The bombshell litigation could not have come at a worse time, as the Portuguese-owned and South African-based bank is up for sale.

Alert Steel is seeking damages of R351m caused by alleged "mastermind" Rayhaan Hassim, Mercantile Bank and West Lake Trade and Investments following what it believes was an illegal liquidation process in 2014. ArcelorMittal South Africa has joined Alert Steel as a second plaintiff in the matter.

Alert Steel’s counsel, Wim Trengove SC and Emmanuel Limberis SC, filed papers in the Johannesburg high court on Friday and included the Master of the Court as a defendant, as the court finalised the liquidation.

Portuguese bank Caixa Geral de Depósitos is in the process of selling Mercantile Bank, which has a balance sheet of R12.2bn and R2.2bn in capital.

Mercantile Bank told Fin24 on Monday that it “intends to rigorously defend the matter” as it believes the case is “fraught with factual inaccuracies”.

The alleged conspiracy

Detailing the conspiracy, Trengove and Limberis explain how Hassim, Mercantile Bank and others “conspired to devise and implement a scheme, to transfer the plaintiff's business and all its assets to a new company held by Mr Hassim (West Lake); to pay the plaintiff's loan liability to Mercantile Bank in full; and to put the plaintiff in liquidation”.

“The purpose of the scheme was to appropriate all the plaintiff's assets for the benefit of Mr Hassim and Mercantile Bank at the expense of the plaintiff's other creditors.”

As part of the conspiracy, they accuse Mercantile Bank of sending a letter to the plaintiff dated May 9 2014, “by which it unlawfully purported to cancel their loan agreement and demanded that the plaintiff immediately repay the full outstanding balance of the loan in an amount of R104m”.

The eventual sale of the liquidated assets to West Lake “was in fact only to the benefit of Mercantile Bank and highly prejudicial to all the plaintiff's other creditors”, explain Trengove and Limberis.
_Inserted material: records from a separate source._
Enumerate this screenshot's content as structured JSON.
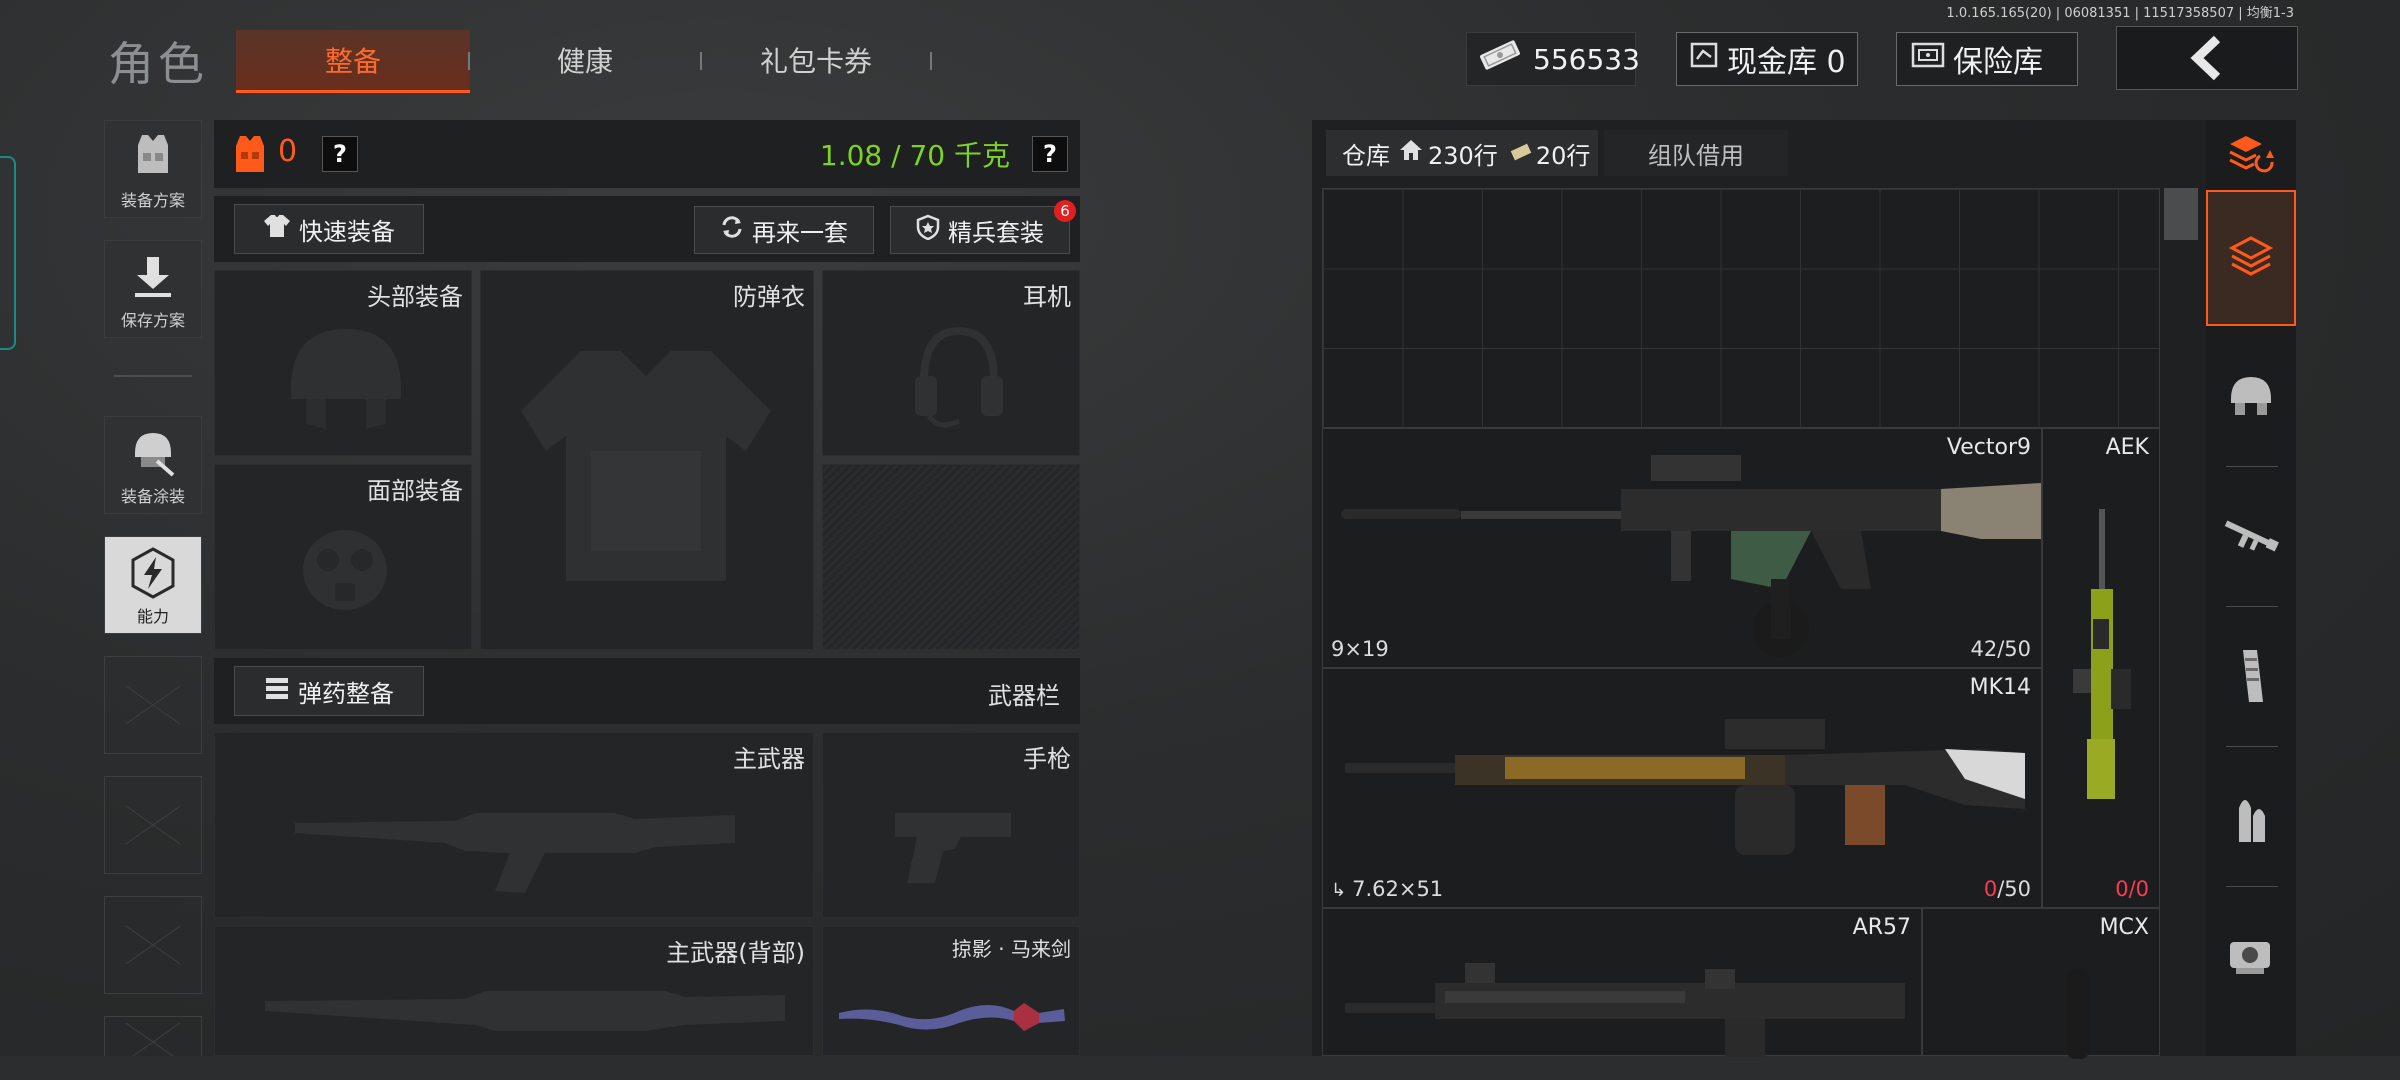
{
  "version": "1.0.165.165(20) | 06081351 | 11517358507 | 均衡1-3",
  "header": {
    "title": "角色",
    "tabs": [
      {
        "label": "整备",
        "active": true
      },
      {
        "label": "健康",
        "active": false
      },
      {
        "label": "礼包卡券",
        "active": false
      }
    ],
    "money": "556533",
    "cash_vault": "现金库 0",
    "safe_vault": "保险库"
  },
  "left_rail": {
    "items": [
      {
        "label": "装备方案",
        "icon": "vest-icon"
      },
      {
        "label": "保存方案",
        "icon": "download-icon"
      },
      {
        "label": "装备涂装",
        "icon": "helmet-paint-icon"
      },
      {
        "label": "能力",
        "icon": "lightning-icon"
      }
    ]
  },
  "loadout": {
    "armor_count": "0",
    "weight": "1.08 / 70 千克",
    "help": "?",
    "quick_equip": "快速装备",
    "reroll": "再来一套",
    "elite_set": "精兵套装",
    "elite_badge": "6",
    "slots": {
      "head": "头部装备",
      "armor": "防弹衣",
      "ear": "耳机",
      "face": "面部装备",
      "primary": "主武器",
      "pistol": "手枪",
      "primary_back": "主武器(背部)",
      "melee": "掠影 · 马来剑"
    },
    "ammo_prep": "弹药整备",
    "weapon_bar": "武器栏"
  },
  "warehouse": {
    "tab_label": "仓库",
    "rows_home": "230行",
    "rows_ticket": "20行",
    "team_borrow": "组队借用",
    "items": [
      {
        "name": "Vector9",
        "caliber": "9×19",
        "ammo": "42/50"
      },
      {
        "name": "AEK",
        "caliber": "",
        "ammo": ""
      },
      {
        "name": "MK14",
        "caliber": "7.62×51",
        "ammo_current": "0",
        "ammo_max": "/50"
      },
      {
        "name": "AEK",
        "caliber": "",
        "ammo_current": "0",
        "ammo_max": "/0"
      },
      {
        "name": "AR57",
        "caliber": "",
        "ammo": ""
      },
      {
        "name": "MCX",
        "caliber": "",
        "ammo": ""
      }
    ]
  },
  "colors": {
    "accent": "#ff5a1a",
    "weight_green": "#7ed321",
    "alert_red": "#ff3a50"
  }
}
After the sale, West Lake “acquired and continued to carry on the plaintiff's erstwhile business. The parties to the conspiracy thus realised its purposes,” the plaintiffs argue.

They argue that the perfection agreement struck was a collusive transaction, transgressing the Insolvency Act. “The plaintiff entered into the perfection agreement in collusion with Mr Hassim and Mercantile Bank, before liquidation”, they argue.
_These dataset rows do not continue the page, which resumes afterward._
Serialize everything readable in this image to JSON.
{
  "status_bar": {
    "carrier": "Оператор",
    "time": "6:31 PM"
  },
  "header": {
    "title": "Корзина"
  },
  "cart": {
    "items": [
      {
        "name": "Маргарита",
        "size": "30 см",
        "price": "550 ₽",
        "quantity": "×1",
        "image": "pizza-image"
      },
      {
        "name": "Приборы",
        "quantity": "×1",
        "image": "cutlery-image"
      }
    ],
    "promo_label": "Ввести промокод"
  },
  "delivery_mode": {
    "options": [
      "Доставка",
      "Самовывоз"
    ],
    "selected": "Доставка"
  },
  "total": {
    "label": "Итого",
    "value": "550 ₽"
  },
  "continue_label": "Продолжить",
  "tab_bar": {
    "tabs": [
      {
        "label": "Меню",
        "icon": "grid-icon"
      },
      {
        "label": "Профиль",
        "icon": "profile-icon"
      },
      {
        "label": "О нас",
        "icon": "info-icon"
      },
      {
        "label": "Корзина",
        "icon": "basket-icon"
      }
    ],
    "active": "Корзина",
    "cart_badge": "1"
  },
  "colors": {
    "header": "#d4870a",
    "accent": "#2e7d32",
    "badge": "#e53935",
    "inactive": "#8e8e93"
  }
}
Alert Steel wants the perfection agreement set aside, and wants the court to order Hassim and Mercantile Bank to repay it R251m plus interest.

Furthermore, Alert Steel – which is still alive as a firm – wants Mercantile Bank to forfeit its claim against Alert Steel and wants the bank to repay it R100m plus interest.

Mercantile Bank responds

Mercantile Bank CEO Karl Kumbier told Fin24 that it received the summons on Monday morning.

“Bearing in mind the timing and that this matter is sub judice, we cannot respond in detail to the allegations contained in the summons save to state that the allegations of conspiracy are rejected with contempt and that the other claims have no basis in law.

“We believe the summons is fraught with factual inaccuracies.

“We can confirm that Mercantile lent Alert R104m in the normal course of business. As any prudent lender would have done, the bank was entitled, and within its rights, to call in that loan when Alert breached the terms and conditions attached to it.

“That said, the bank worked with the business rescue practitioner for around two months to find a buyer for the whole or a part of the Alert business and, while a few well-known industry players showed interest, none proceeded with any offers to purchase the business or even part thereof.

“When the bank was advised of Alert’s imminent liquidation, external legal advice was sought and we perfected our general notarial bond. On Alert’s liquidation, six liquidators were appointed.

“The liquidators sourced the buyer after employing a sworn appraiser to value Alert’s assets (which were eventually sold at values in excess of those provided by the appraiser) and, on application by the liquidators, the Master of the High Court approved the sale of the assets.

“The bank did not recover all the money that it was owed by Alert.”